Он потрясенно посмотрел на меня.
— Как вы не понимаете, что настала ваша очередь расплачиваться?
— А вам, доктор, пора бы понять, что я давно живу по волчьим законам…
Незаметно для себя я снова начал называть его на «вы», потому что теперь в моих глазах он стал сильнее меня.
Полицейские толкнули ворота и вошли во двор. Когда они дойдут до угла дома, то увидят черную машину, и этим все будет сказано.
В этот момент я словно очнулся, и ко мне вдруг вернулось былое чувство экспромта.
— Откройте дверь, спросите, чего им надо, и скажите, что ничего такого не замечали, понятно? Если сдадите меня — получите пулю в спину…
Я был вынужден вверить ему свою судьбу. Это был мой самый последний шанс.
Я отпер дверь и спрятался за ней. Врач шагнул вперед… Я смотрел на него сквозь щель, оставшуюся между дверью и стеной.

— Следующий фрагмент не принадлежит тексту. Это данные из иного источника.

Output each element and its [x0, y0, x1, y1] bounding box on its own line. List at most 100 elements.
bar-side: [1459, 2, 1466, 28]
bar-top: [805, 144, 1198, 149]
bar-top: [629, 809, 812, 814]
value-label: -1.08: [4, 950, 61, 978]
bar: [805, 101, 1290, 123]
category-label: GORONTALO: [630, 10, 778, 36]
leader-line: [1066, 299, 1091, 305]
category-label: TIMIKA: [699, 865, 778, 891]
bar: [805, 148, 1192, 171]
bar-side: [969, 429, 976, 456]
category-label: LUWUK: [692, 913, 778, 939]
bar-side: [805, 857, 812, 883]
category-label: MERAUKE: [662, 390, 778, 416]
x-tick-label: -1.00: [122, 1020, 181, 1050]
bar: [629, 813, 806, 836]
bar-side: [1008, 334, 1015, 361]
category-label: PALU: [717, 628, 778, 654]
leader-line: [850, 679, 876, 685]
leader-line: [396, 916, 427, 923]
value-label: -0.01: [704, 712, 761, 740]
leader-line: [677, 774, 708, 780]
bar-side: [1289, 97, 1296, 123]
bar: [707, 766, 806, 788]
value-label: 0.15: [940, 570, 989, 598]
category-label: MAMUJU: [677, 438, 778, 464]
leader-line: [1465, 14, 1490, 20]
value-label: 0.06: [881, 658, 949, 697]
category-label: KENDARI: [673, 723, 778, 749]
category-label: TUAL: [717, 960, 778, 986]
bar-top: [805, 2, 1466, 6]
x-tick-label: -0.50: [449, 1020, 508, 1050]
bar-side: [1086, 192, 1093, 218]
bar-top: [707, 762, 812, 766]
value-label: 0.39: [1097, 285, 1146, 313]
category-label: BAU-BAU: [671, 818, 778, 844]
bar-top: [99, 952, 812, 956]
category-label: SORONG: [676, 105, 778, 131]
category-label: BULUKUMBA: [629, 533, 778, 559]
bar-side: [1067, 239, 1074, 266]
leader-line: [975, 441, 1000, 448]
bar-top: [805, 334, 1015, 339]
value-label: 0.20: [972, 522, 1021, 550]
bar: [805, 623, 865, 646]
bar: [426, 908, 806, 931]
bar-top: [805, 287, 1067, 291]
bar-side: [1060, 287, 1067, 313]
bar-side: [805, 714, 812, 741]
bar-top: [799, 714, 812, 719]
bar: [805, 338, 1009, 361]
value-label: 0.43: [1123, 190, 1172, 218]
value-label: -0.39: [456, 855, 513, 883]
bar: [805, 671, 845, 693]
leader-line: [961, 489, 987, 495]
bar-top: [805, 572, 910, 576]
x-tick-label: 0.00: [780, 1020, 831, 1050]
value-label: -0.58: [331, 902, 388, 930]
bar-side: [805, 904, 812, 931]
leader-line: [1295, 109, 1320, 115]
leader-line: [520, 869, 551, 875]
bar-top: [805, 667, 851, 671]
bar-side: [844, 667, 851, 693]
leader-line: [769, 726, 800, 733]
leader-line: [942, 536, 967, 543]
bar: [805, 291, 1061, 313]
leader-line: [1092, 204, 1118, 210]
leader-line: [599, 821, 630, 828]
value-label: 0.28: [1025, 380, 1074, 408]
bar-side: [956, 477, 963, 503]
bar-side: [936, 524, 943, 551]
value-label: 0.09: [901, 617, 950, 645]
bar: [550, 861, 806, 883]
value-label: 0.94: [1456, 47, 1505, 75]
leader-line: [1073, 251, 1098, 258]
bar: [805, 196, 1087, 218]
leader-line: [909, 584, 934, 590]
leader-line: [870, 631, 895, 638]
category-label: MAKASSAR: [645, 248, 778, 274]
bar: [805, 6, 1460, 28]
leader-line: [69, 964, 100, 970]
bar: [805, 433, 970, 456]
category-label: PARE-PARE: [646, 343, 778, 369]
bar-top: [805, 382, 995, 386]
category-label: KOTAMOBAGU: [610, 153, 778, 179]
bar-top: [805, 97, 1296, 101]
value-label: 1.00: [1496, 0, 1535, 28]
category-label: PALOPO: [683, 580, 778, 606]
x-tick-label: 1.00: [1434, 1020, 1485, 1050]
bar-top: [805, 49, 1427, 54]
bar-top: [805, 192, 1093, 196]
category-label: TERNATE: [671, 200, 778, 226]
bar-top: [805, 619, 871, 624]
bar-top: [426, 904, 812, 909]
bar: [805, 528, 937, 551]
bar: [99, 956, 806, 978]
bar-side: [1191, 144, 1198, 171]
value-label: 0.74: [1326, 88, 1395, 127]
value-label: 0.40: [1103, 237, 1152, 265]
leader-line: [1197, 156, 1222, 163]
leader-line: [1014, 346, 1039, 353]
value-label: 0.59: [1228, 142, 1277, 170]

— Чем могу служить, господа?
— Полиция!
Теперь я видел в профиль одного из легавых, Он был высокий, хмурый, со светлыми усами. Второй стоял где-то позади него.
— Вы и есть доктор?
— Да.
— Мы ищем опасного преступника, который прячется где-то в вашем квартале… Одна женщина видела, как утром к вам во двор заезжала черная машина, Это верно?
— Верно, на ней мне привозили пострадавшего…
— Вы ничего подозрительного не заметили?
— Нет-нет, ничего…
— Что это был за пострадавший?
— Строитель, упал с лесов…
— Какого возраста?
— Лет пятидесяти.
Док был настоящим чемпионом по брехне! Я мысленно восхвалял его находчивость. Кто знает, может быть, потом ему за это не поздоровится…
— Ладно, доктор, извините.
— Пожалуйста…
Полицейские ушли; врач вернулся в дом и запер дверь.
— Что, натерпелись страху? — проворчал он.
— Кто — я?!
— Да ладно: вы весь зеленый, как неоновая вывеска на аптеке…
— Просто я себя хреново чувствую. Это от раны…
— Ах да, кстати… Идемте в кабинет.
— Нет…
Я не хотел смотреть на Сказку. Она была мертва, и реальность этого факта меня ужасала. Мне казалось, что, увидев ее, я грохнусь в обморок, как девчонка-цветочница.
— Ладно, тогда подождите здесь…
Вскоре он вернулся и принес кучу всякого барахла, в том числе шприц. Он вскрыл какую-то ампулу и наполнил его; он был спокоен, только губы его оставались белыми, как воск.
— Колоть будете?
— Придется.
— На кой черт?
— Это антибиотик. Ваша рана сильно инфицирована…
— О'кей…
Я засучил рукав, и он протер мне предплечье эфиром. Когда он уже собирался вогнать иглу, я оттолкнул его, подобрал пустую ампулу и прочел на этикетке: «Пентотал».
Во мне вспыхнула злость.
— Ах ты, сука, вот, значит, какие у тебя антибиотики?!
Обуэн опустил голову.
— Хотел меня усыпить, да, паршивец? А потом позвонить этим дяденькам, и им осталось бы только дождаться, пока я проснусь?